Singapore, May 28 (IANS) Malaysian political party Indian Progressive Front (IPF) has shot down a proposal to merge the party with the Malaysian Indian Congress (MIC).
IPF president M. Sambanthan said that, while his party was ready to help the Indian community in the southeast Asian nation, it was difficult for him to envision dissolving his party for the sake of a merger, the New Straits Times reported Tuesday.
“We can join MIC when it comes to solving problems faced by the community, but we have been struggling for the past 23 years and will not give up our own identity,” he was quoted as saying.
MIC president G. Palanivel had said that his party would discuss merger with political parties representing Indians in Malaysia or those with a large number of ethnic Indians as members.

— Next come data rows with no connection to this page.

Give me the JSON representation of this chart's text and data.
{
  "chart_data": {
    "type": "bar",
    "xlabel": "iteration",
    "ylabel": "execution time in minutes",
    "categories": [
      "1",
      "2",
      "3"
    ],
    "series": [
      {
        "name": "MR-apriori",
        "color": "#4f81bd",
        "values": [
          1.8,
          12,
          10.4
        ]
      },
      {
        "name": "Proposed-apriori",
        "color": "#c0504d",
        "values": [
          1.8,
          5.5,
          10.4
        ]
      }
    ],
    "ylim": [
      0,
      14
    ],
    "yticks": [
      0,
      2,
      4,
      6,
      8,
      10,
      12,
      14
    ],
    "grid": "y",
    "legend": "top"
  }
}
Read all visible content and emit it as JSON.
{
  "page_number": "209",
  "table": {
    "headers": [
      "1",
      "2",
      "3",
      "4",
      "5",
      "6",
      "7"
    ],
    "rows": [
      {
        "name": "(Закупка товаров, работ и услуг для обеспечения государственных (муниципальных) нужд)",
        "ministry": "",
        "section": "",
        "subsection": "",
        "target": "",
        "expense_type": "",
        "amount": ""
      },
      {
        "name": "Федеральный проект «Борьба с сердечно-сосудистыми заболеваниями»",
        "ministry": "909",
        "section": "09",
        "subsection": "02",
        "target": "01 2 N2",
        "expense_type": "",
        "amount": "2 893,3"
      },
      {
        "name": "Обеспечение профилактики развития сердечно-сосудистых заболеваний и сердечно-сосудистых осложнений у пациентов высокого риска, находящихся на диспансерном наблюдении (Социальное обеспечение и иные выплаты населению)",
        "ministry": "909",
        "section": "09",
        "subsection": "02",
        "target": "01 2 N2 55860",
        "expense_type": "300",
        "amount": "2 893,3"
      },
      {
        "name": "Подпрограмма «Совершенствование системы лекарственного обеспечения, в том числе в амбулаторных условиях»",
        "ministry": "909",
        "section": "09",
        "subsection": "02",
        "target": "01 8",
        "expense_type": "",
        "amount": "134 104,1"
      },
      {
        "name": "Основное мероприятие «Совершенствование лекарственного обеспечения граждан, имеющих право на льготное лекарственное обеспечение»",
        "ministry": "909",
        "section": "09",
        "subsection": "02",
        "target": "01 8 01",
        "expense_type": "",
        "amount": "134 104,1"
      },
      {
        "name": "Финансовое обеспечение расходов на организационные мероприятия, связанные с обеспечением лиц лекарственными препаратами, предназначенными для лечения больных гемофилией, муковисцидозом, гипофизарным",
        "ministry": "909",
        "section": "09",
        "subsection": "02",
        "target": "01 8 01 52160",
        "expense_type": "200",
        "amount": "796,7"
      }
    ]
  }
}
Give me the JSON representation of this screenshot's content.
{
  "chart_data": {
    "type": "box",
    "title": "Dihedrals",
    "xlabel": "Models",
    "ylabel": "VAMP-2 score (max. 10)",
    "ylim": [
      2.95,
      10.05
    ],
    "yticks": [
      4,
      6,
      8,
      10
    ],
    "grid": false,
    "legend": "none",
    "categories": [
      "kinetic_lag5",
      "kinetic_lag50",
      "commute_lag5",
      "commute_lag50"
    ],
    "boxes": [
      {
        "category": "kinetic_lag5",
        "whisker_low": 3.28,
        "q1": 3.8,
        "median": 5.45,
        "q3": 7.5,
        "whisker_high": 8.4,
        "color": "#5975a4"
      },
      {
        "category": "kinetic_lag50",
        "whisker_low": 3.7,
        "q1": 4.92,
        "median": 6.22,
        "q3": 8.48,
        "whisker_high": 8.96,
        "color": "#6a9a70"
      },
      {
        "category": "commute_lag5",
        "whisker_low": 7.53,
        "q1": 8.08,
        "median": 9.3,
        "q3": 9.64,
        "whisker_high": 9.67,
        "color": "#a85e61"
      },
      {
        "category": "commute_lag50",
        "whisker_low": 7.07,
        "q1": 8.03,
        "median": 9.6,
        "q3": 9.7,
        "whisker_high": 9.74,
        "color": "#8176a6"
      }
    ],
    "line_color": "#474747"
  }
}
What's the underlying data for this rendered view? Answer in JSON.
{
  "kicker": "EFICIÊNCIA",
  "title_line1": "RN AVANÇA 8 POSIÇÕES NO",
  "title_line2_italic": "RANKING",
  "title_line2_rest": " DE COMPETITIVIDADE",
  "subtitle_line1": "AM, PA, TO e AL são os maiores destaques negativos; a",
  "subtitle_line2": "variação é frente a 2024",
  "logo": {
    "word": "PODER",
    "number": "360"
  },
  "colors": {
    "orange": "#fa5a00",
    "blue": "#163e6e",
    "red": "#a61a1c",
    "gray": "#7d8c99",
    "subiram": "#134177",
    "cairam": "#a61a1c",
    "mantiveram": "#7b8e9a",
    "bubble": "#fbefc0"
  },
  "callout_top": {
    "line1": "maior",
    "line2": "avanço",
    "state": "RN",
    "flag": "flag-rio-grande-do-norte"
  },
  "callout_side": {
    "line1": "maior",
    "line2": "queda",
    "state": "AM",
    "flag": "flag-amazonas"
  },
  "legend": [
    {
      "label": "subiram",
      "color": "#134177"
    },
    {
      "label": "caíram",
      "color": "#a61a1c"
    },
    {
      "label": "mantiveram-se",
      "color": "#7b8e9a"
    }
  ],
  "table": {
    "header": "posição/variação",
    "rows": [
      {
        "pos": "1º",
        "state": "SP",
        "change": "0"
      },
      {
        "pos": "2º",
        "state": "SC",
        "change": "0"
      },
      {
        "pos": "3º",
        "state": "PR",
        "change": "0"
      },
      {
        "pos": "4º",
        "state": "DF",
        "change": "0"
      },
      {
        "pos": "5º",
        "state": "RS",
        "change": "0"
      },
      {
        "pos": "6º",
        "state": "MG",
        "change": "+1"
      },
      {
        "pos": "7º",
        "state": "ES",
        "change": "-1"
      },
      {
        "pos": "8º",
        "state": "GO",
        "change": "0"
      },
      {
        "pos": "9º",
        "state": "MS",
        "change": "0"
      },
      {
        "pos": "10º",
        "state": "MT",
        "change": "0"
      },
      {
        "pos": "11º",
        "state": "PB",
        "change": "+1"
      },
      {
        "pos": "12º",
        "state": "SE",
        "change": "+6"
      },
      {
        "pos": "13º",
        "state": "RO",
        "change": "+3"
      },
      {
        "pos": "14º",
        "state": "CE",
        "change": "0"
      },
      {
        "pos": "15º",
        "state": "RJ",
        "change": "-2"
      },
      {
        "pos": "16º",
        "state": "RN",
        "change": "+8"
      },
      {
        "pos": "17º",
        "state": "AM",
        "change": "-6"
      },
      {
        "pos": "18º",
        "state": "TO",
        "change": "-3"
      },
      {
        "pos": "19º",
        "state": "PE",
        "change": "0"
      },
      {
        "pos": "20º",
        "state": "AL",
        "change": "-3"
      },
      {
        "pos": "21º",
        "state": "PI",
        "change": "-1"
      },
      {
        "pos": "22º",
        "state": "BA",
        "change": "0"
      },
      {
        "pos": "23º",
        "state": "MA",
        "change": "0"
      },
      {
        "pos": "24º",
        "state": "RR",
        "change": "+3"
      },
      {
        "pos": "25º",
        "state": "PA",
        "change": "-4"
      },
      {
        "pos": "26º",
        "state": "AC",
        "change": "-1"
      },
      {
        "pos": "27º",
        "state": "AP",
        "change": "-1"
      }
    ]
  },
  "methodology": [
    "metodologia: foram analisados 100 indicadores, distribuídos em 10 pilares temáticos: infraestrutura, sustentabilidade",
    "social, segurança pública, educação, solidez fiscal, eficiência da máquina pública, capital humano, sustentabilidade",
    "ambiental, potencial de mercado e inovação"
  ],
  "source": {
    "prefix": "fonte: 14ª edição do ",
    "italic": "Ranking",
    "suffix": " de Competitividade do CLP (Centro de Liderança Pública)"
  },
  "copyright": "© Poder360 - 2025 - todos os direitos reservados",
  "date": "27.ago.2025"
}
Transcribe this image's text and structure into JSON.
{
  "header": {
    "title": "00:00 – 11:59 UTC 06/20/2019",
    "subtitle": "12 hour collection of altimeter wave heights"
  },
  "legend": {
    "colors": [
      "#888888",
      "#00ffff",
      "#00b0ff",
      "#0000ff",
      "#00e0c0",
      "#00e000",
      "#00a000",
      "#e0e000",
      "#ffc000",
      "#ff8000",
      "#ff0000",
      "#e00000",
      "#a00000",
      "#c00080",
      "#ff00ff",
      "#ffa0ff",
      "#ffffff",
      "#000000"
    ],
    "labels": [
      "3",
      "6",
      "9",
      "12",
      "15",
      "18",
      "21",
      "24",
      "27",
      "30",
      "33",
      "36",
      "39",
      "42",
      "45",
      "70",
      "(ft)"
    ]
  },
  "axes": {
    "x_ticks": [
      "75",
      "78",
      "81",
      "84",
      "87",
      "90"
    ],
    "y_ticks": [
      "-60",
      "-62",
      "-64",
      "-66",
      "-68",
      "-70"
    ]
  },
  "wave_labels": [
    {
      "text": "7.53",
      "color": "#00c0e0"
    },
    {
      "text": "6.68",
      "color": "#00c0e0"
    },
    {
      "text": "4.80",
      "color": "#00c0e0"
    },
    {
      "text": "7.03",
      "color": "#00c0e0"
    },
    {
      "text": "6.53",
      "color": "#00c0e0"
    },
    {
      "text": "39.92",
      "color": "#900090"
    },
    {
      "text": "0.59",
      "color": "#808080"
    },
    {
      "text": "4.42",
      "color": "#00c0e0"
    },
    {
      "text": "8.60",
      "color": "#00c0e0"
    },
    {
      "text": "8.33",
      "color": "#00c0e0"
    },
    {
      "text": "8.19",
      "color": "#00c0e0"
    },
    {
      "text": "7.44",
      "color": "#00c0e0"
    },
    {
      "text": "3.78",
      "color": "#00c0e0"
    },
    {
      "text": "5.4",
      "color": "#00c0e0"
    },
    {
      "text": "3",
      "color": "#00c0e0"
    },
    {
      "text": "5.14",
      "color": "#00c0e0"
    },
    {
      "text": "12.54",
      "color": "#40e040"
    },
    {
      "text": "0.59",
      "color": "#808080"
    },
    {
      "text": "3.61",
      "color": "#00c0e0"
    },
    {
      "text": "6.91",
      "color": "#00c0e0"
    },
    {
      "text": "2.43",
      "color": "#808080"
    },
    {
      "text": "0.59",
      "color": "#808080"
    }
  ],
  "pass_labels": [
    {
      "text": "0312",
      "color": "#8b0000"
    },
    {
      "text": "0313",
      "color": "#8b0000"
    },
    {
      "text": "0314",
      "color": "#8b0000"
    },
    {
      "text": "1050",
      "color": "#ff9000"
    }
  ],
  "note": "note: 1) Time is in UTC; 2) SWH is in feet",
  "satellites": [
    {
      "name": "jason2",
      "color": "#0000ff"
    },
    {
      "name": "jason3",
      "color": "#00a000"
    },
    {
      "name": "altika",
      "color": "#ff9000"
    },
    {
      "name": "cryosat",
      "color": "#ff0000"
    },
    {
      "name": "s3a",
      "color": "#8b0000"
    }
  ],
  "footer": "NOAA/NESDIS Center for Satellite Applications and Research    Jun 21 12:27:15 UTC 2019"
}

These parties include the IPF, the People’s Progressive Party (PPP), the Malaysian Indian United Party (MUIP) and the Makkal Sakthi.
Palanivel had said that the issue was raised during MIC’s central working committee meeting May 24.
MIC is one of the three major constituents in Malaysia’s ruling Barisan Nasional coalition, the other two being the United Malays National Organisation and the Malaysian Chinese Association.
Formed in 1946, MIC is one of the oldest political parties in that country.
According to the MIC president, the idea behind such a merger is to serve the interests of the Indian community in Malaysia for the 14th general elections in that country.
The MIC won just four parliamentary seats in the 13th general elections held May 5, the same number it had prior to the polls, and five state seats, down from seven it had earlier.
IPF president Sambanthan, however, said that he was open to a meeting with Palanivel to hear the latter’s ideas to serve the interests of the Indian community.
The MIC has 500,000 members while the IPF has 135,000 members.
Meanwhile, the MUIP and the Makkal Sakthi said that they were open to the idea of a merger with the MIC.
“We’ll wait and see what Palanivel proposes, but for the sake of the Indian community and the country’s development, nothing bad can happen from us merging together,” MUIP president S. Nallakaruppan was quoted as saying.
Makkal Sakthi president R.S. Thanenthiran also welcomed MIC’s proposal but said Palanivel’s proposal should include prioritising the welfare of the Indian community.
Ethnic Indians comprise a little over seven percent of Malaysia’s total population of nearly 30 million.